His main thesis is that data analysis beats intuition and expertise in many decision-making processes; and therefore it is important for everyone to have a basic notion of the two powerful tools of regression and randomization. He correctly points out that the ready availability of large amounts of data in recent times has empowered data analysts.
Regression is a statistical workhorse often used for prediction based on historical data. Randomization refers to assigning subjects at random to multiple groups, and then examining if differential treatment by group leads to differential response. (In particular, the chapter on randomization covers the topic well.) Using regression to analyze data collected from randomized experiments allows one to establish cause-effect.

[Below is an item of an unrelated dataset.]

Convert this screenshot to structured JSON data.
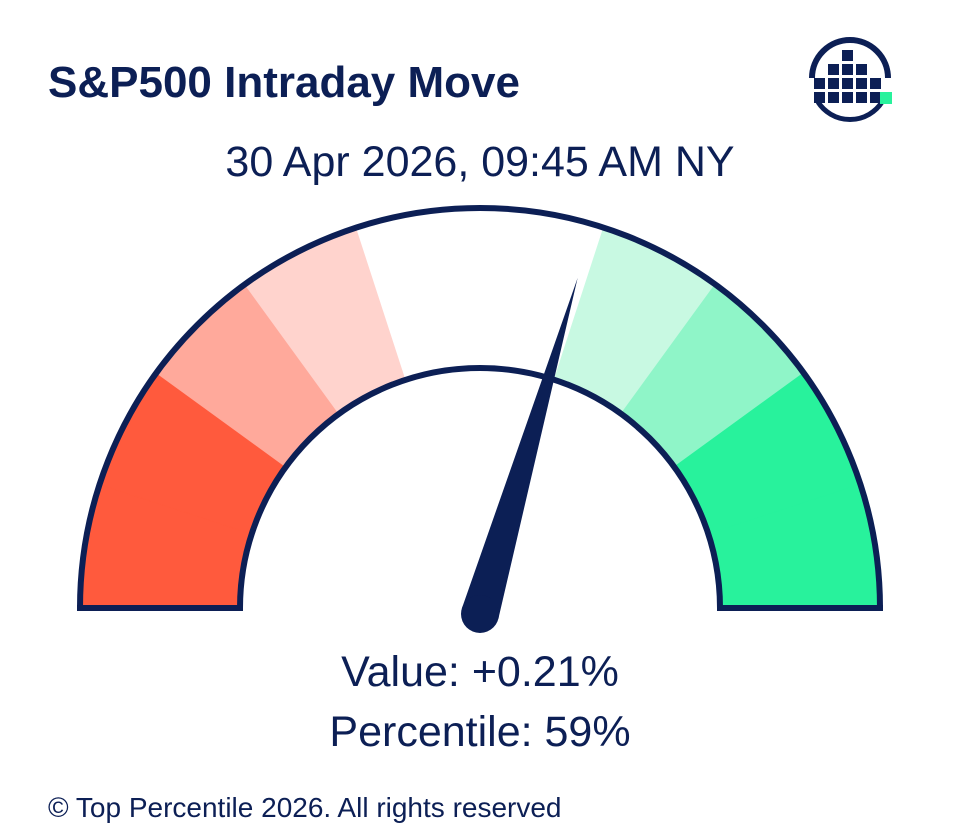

In the following, I offer a second helping for those who have tasted Ian's first course:
- Randomized experiments represent an ideal and are not typically possible, especially in social science settings. (Think about assigning a group of patients at random to be "cigarette smokers".) When these are not possible, regression uncovers only correlations, and does not say anything about causation.
- Most large data sets amenable to "super crunching" (e.g. public records, web logs, sales transactions) are not collected from randomized experiments.
- Regression is only one tool in the toolbox. It is fair to say that most "data miners" prefer other techniques such as classification trees, cluster analysis, neural networks, support vector machines and association rules. Regression has the strongest theoretical underpinning but some of the others are catching up. (Ian did describe neural networks in a latter chapter. It must be said that many forms of neural networks have been shown to be equivalent to more sophisticated forms of regression.)
- If used on large data sets with hundreds or thousands of predictors, regression must be used with great care, and regression weights (coefficients) interpreted with even more care. The size of the data may even overwhelm the computation. Particularly when the data was collected casually, as in most super crunching applications, the predictors may be highly correlated with each other, causing many problems.
- One of the biggest challenges of data mining is to design new methods that can process huge amounts of data quickly, deal with much missing or irrelevant data, deal with new types of data such as text strings, uncover and correct for hidden biases, and produce accurate predictions consistently.